Die hölzernen Türen, die sich zu Beginn jeder Vorstellung öffnen, waren ursprünglich die Seitenteile einer Transportkiste der Deutschen Reichsbahn. Die Puppenkiste war ein Provisorium, aus der Not geboren. Ihr Vorläufer, der sogenannte Puppenschrein, verbrannte nach einem Bombenangriff der Alliierten in den Trümmern des Stadttheaters. Deutschlands bekannteste Marionettenbühne, begründet von Walter Oehmichen, dem früheren Augsburger Oberspielleiter, gilt als liebenswertes Symbol der frühen Bundesrepublik, aber wie vieles in den Jahren des Aufbruchs und Neubeginns nach 1945 hat auch das Marionettentheater seinen Wurzelgrund im "Dritten Reich". Nein, es geht im Roman nicht darum, eine dunkle Stelle im Leben Oehmichens zu finden oder eine Verstrickung der Puppenkiste mit den Nationalsozialisten zu enthüllen. "Jud Süß" stand hier nie auf dem Spielplan. So einfach hat es sich Hettche nicht gemacht.
Der Roman setzt nicht vor einer Vorstellung ein, sondern danach. Was gezeigt wurde, erfahren wir nicht. Ein Mädchen reißt sich von der Hand seines Vaters los, öffnet neugierig eine unscheinbare Holztür in einem Winkel des Theaterfoyers, und schon befindet sich das Kind in einer anderen Welt. Denn auf dem Dachboden des Gebäudes sind alle Marionetten beisammen. Hier, in ewiger Dunkelheit, sind sie lebendig, können umherlaufen, sprechen oder singen wie die Prinzessin Li Si. Aber auch ihre Schöpferin ist hier, Hannelore Oehmichen, genannt Hatü. Sie hat die meisten Marionetten geschnitzt - insgesamt sollen es etwa sechstausend gewesen sein -, viele von ihnen während der Vorstellungen geführt und die Leitung der Puppenbühne 1972 von ihrem Vater übernommen. Die reale Hatü ist 2003 gestorben, hier lebt sie weiter, inmitten ihrer Geschöpfe, und beinahe ist es, als wäre sie selbst eines von ihnen. Denn auf dem Dachboden sind alle gleich klein. Auch das Mädchen ist geschrumpft. Hettche stattet das Kind nur mit dem Allernötigsten aus, um es in unserer Gegenwart zu verorten: einem Elternpaar, das sich getrennt hat, und einem iPhone. Einen Namen gibt er der Zwölfjährigen nicht. Nennen wir sie Alice in Augsburg.

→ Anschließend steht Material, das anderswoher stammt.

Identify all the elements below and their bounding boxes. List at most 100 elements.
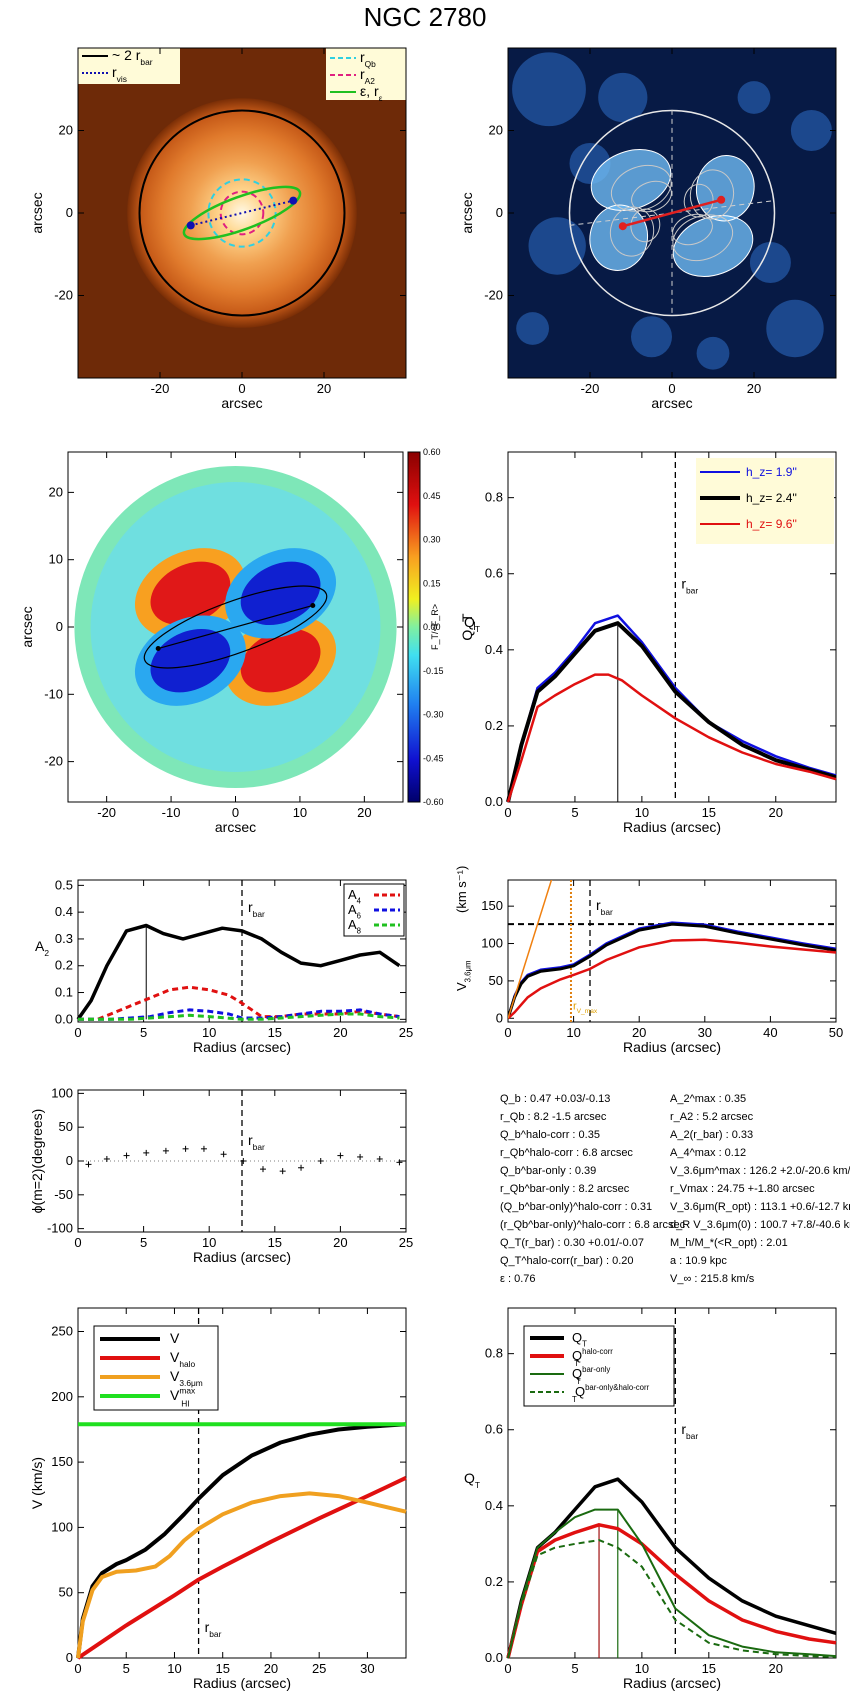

Was Alice erlebt, ist im Kern märchenhaft, also überschaubar und schlicht im Handlungsablauf, aber vieldeutig in seinen Bezügen und Deutungsmöglichkeiten. Es gibt einen bösen Kasperl, den alle fürchten, sogar Hatü. Er muss bezwungen, aber auch erlöst werden. Was auf dem verzauberten Dachboden geschieht, ist im Roman in roter Farbe gesetzt, in blauer Schrift erscheint die Geschichte, die Hatü ihrer Besucherin erzählt. Das ist der eigentliche "Roman der Augsburger Puppenkiste", den der Untertitel verheißt. Er setzt mit dem abrupten Urlaubsende im Sommer 1939 ein, als der Krieg ausbricht und Walter Oehmichen einberufen wird. Im Folgenden erzählt Hatü die Geschichte ihrer Familie, der eigenen Kindheit und Jugend und der ersten Jahre der Augsburger Puppenkiste. Auf dieser Ebene endet der Roman mit der Produktion von "Jim Knopf und Lukas, der Lokomotivführer" für den Hessischen Rundfunk, die als erste deutsche Serie Fernsehgeschichte geschrieben hat. Die Rahmenhandlung, die weit weniger Raum einnimmt, wird mit der Rückkehr des Mädchens in die reale Welt beschlossen.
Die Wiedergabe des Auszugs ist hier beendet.